Lebih dari selusin orang tewas dan sejumlah lainnya tidak diketahui nasibnya, terjebak setelah kebakaran besar melanda beberapa gedung tinggi hunian di Hong Kong hari Rabu.
Pemerintah mengatakan petugas pemadam kebakaran telah dipanggil ke kompleks perumahan Wong fuk Court, yang menampung 2.000 apartemen di distrik Taipo utara, tepat sebelum pukul 3 sore. Angin kencang menyebabkan api menyebar ke tujuh dari delapan blok kompleks tersebut, beberapa di antaranya dilapisi perancah bambu.

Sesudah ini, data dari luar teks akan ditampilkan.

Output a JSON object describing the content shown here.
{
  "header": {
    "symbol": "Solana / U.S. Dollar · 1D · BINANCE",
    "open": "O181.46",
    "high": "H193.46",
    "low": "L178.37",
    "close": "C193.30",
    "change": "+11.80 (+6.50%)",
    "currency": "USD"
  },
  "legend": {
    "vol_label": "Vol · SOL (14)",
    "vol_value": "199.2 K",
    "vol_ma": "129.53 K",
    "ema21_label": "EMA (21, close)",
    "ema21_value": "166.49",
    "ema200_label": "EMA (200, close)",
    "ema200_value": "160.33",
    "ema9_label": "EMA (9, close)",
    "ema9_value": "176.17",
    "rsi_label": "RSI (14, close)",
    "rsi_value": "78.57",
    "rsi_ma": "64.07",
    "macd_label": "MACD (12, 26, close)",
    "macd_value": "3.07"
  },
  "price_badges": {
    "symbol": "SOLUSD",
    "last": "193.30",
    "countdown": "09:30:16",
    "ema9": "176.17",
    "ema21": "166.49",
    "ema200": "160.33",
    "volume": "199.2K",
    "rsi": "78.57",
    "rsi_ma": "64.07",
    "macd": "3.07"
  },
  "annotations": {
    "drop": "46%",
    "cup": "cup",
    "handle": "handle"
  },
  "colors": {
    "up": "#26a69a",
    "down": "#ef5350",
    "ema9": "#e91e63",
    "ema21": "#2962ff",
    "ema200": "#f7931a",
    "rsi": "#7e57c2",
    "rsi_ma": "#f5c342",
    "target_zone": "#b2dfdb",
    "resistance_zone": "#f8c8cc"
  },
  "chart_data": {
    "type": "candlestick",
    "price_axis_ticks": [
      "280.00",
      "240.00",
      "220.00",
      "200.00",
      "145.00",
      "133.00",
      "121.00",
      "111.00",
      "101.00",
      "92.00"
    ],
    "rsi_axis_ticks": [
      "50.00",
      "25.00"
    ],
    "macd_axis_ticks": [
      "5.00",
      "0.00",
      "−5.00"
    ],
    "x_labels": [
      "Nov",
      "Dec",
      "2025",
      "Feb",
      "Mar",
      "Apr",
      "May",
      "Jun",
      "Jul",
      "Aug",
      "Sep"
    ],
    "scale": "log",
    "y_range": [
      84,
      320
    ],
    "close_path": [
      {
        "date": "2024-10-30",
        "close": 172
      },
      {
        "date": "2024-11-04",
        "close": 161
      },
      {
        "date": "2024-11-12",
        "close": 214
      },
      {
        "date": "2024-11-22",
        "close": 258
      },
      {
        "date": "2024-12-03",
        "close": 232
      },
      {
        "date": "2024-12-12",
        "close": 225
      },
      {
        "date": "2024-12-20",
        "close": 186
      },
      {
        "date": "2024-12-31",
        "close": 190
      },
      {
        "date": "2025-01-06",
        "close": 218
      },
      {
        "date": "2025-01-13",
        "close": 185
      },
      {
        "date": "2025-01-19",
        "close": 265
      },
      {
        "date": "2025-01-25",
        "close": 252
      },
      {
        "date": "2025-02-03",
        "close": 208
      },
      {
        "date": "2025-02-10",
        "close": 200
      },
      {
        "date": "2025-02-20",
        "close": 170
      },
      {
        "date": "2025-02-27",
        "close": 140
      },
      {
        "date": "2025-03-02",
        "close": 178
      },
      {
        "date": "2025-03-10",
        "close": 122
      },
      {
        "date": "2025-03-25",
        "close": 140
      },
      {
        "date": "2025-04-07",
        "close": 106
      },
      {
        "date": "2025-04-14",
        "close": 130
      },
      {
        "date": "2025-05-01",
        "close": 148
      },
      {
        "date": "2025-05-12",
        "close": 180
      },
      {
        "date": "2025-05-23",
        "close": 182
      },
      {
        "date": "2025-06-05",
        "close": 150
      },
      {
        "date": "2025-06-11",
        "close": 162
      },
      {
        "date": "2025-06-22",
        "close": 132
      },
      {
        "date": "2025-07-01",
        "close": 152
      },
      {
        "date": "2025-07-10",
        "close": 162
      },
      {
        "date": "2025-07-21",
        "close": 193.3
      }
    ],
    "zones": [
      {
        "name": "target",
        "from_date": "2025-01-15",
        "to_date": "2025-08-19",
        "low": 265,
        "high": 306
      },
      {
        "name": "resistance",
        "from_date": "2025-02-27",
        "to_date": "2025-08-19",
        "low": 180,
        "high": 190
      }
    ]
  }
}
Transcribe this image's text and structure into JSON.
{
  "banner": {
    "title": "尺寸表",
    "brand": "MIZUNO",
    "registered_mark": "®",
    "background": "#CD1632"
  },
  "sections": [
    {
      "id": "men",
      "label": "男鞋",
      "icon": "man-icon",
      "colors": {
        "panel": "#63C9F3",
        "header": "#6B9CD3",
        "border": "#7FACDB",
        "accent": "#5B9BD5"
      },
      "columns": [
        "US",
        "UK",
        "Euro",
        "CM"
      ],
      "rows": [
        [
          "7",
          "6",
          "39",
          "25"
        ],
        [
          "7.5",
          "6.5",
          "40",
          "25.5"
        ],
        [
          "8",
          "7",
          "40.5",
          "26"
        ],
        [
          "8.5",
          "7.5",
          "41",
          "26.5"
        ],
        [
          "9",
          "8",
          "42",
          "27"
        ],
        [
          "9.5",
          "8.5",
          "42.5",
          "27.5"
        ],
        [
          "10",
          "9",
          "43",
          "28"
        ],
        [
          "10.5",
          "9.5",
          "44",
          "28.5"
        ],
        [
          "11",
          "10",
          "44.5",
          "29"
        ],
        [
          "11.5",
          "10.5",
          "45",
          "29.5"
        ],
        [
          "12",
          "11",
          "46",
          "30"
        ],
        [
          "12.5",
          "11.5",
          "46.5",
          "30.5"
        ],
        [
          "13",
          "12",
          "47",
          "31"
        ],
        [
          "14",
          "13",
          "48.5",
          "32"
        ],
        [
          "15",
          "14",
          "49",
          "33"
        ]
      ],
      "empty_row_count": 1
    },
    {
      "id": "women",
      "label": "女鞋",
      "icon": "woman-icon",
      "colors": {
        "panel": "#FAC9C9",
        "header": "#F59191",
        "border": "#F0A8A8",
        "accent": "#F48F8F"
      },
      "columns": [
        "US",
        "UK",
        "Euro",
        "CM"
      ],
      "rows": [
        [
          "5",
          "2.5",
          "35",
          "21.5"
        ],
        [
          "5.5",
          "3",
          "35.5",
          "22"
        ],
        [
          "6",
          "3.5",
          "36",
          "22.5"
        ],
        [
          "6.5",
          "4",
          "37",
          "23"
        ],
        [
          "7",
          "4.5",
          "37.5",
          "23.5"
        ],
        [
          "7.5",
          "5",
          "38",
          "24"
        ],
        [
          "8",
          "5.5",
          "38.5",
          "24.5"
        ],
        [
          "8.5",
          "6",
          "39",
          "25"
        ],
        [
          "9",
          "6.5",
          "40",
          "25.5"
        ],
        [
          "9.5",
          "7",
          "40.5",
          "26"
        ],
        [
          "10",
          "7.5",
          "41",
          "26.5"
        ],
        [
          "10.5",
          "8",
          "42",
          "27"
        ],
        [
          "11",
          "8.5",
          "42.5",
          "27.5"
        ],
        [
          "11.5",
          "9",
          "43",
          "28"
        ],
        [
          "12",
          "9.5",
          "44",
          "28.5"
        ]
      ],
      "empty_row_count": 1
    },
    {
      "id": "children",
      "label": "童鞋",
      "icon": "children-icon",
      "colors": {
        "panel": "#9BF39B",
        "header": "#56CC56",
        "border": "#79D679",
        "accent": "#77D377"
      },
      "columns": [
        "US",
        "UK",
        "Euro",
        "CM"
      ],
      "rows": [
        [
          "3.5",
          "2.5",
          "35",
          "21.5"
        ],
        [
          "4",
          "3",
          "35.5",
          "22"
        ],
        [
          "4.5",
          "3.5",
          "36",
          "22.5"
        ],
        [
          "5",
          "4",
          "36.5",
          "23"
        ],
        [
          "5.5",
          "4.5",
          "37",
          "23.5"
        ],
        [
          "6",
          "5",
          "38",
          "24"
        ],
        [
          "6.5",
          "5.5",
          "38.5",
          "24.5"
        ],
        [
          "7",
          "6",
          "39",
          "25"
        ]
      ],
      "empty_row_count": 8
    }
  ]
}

Departemen Pemadam Kebakaran Hong Kong memberitahu Reuters bahwa mereka tidak mengetahui jumlah orang yang mungkin masih berada di dalam gedung-gedung tersebut.
[Derek Armstrong Chan, Kepala Departemen Pemadam Kebakaran Hong Kong]:
“Selain itu suhu di dalam gedung yang bersangkutan sangat tinggi. Jadi, cukup sulit bagi kami untuk memasuki gedung dan naik ke atas untuk memadamkan kebakaran dan melakukan operasi penyelamatan.”
Hong Kong adalah salah satu tempat terakhir di dunia di mana bambu masih banyak digunakan untuk perancah dan konstruksi. Pemerintah mulai menghentikan penggunaan bambu secara bertahap pada bulan Maret dengan alasan keamanan. Diumumkan bahwa 50% pekerjaan konstruksi publik akan diwajibkan menggunakan rangka logam.